Hub.As Sunnah dan Al-Quran
- Bayan tafsir yaitu menerangkan ayat-ayat yang sangat umum. Misal hadits “shalatlah kamu sebagaimana kamu melihatku shalat” adalah merupakan tafsiran dari ayat Qur’an yang umum yaitu “kerjakan shalat”
- Bayan taqrir yaitu as-Sunnah berfungsi untuk memperkokoh dan memperkuat pernyataan Al-Quran. Misal Hadits “Berpuasalah ketika melihat bulan dan berbukalah karena melihatnya” adl memperkokoh QS 2 : 185
- Bayan Taudhih, yaitu menerangkan maksud dan tujuan ayat Al-Quran, seperti pernyataan Nabi “Allah tidak mewajibkan zakat melainkan supaya menjadi baik harta-hartamu yg sudah dizakati” adalah penjelasan terhadap ayat Al-Quran “Dan orang-orang yang menyimpan emas dan perak kemudian tidak membelanjakannya di jalan Allah, maka gembirakanlah mereka dengan azab yang pedih”
Contoh
perkataan/sabda Nabi: “Mencela sesama muslim adalah kefasikan dan
membunuhnya adalah kekufuran.” (Bukhari). Contoh perbuatan: Apa yang
diriwayatkan oleh Bukhari, Ahmad, dan Tirmidzi bahwa ‘Aisyah pernah ditanya: “Apa
yang biasa dilakukan Rasulullah di rumahnya?” Aisyah menjawab: “Beliau
membantu keluarganya; kemudian bila datang waktu shalat, beliau keluar untuk
menunaikannya.” Dan “Shalatlah kalian sebagaimana kalian melihat aku
shalat.” (Bukhari). Contoh persetujuan: Apa yang diriwayatkan oleh Abu
Dawud (Hadits no. 1267) bahwa Nabi pernah melihat seseorang shalat dua rakaat
setelah sholat subuh, maka Nabi berkata kepadanya: “Shalat subuh itu dua
rakaat”, orang tersebut menjawab, “sesungguhnya saya belum shalat sunat
dua rakaat sebelum subuh, maka saya kerjakan sekarang.” Lalu Nabi shollallahu’alaihiwasallam
terdiam. Maka diamnya beliau berarti menyetujui disyari’atkannya shalat Sunat
Qabliah subuh tersebut setelah shalat subuh bagi yang belum menunaikannya.
As-Sunnah
adalah sumber kedua setelah al Qur’an. Bila kita tidak mendapatkan hukum dari
suatu permasalahn dalam Al Qur’an maka kita merujuk kepada as-Sunnah dan wajib
mengamalkannya jika kita mendapatkan hukum tersebut. Dengan syarat, benar-benar
bersumber dari Nabi shollallahu’alaihiwasallam dengan sanad yang sahih. As
Sunnah berfungsi sebagai penjelas al Qur’an dari apa yang bersifat global dan
umum. Seperti perintah shalat; maka bagaimana tatacaranya didapati dalam as
Sunnah. Sebagaimana pula as-Sunnah menetapkan sebagian hukum-hukum yang tidak
dijelaskan dalam Al Qur’an. Seperti pengharaman memakai cincin emas dan kain
sutra bagi laki-laki.
C.
Ijma’
Ijma’ dalam pengertian bahasa memiliki dua
arti. Pertama, berupaya (tekad) terhadap sesuatu. disebutkan أجمع فلان على الأمر berarti berupaya di atasnya. Sebagaimana
firman Allah Swt: “Karena itu bulatkanlah keputusanmu dan (kumpulkanlah)

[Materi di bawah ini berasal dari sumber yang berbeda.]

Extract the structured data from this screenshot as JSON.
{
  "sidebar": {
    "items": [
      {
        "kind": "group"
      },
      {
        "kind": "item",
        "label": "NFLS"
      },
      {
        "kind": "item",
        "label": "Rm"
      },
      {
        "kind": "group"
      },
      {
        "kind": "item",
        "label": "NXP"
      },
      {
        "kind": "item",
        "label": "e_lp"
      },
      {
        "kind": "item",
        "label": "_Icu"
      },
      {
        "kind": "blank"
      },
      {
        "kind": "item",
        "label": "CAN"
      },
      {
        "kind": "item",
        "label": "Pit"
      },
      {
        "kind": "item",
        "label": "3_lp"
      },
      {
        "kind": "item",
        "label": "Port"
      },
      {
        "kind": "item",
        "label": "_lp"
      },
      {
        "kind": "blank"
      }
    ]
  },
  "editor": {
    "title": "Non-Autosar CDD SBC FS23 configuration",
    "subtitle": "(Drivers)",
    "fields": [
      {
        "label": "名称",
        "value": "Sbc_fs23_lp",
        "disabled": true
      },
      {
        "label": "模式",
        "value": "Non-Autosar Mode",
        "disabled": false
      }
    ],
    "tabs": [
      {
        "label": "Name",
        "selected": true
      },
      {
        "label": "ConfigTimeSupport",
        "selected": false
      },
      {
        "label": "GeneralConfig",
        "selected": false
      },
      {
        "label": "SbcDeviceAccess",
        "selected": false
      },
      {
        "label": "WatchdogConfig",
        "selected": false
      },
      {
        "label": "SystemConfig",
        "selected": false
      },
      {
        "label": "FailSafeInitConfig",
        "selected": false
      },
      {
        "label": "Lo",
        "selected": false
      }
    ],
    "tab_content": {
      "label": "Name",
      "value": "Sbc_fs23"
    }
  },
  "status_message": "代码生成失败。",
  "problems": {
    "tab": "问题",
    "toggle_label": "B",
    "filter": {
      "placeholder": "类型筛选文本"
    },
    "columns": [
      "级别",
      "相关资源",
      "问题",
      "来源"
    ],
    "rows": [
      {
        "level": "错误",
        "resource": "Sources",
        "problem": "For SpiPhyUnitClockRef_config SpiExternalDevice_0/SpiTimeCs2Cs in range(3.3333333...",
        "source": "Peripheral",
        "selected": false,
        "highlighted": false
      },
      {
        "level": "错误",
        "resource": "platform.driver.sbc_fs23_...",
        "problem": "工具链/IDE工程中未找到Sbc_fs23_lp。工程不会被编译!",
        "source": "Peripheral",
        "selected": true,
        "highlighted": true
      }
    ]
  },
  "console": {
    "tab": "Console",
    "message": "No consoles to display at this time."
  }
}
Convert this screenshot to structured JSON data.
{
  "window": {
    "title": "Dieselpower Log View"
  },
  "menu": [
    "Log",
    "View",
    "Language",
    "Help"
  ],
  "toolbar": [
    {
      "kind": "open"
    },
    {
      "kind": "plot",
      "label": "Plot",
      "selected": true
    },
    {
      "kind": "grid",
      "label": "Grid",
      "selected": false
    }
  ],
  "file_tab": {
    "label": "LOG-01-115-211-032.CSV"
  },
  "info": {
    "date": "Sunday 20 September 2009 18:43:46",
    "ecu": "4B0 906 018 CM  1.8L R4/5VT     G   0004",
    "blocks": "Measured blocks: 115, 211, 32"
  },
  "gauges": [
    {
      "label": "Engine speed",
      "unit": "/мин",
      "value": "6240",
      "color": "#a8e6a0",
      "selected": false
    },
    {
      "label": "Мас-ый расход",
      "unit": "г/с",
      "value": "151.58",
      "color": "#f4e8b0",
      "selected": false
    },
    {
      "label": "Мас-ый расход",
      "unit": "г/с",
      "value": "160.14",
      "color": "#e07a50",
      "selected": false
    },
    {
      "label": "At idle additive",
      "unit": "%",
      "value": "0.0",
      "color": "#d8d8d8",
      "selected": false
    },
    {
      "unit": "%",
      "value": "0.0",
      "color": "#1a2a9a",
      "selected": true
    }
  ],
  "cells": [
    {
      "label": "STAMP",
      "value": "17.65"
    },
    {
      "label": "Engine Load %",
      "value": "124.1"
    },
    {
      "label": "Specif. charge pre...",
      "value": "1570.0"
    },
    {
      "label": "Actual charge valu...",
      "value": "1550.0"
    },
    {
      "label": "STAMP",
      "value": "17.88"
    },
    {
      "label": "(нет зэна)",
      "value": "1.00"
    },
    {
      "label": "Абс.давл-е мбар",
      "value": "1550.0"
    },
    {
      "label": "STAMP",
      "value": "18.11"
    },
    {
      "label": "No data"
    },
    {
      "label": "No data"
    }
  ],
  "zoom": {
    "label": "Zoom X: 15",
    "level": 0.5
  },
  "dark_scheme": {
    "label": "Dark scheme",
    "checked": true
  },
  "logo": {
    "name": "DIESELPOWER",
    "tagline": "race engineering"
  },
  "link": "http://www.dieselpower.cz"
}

sekutu-sekutumu. (Qs.10:71) Pengertian kedua, berarti kesepakatan.
Perbedaan arti yang pertama dengan yang kedua ini bahwa arti pertama berlaku
untuk satu orang dan arti kedua lebih dari satu orang. Ijma’ dalam istilah ahli
ushul adalah kesepakatan semua para mujtahid dari kaum muslimin dalam suatu
masa setelah wafat Rasul Saw atas hukum syara.
Adapun rukun ijma’ dalam definisi di atas
adalah adanya kesepakatan para mujtahid kaum muslimin dalam suatu masa atas
hukum syara’. Kesepakatan’ itu dapat dikelompokan menjadi empat hal:
- Tidak cukup ijma’ dikeluarkan oleh seorang mujtahid apabila keberadaannya hanya seorang (mujtahid) saja di suatu masa. Karena ‘kesepakatan’ dilakukan lebih dari satu orang, pendapatnya disepakati antara satu dengan yang lain.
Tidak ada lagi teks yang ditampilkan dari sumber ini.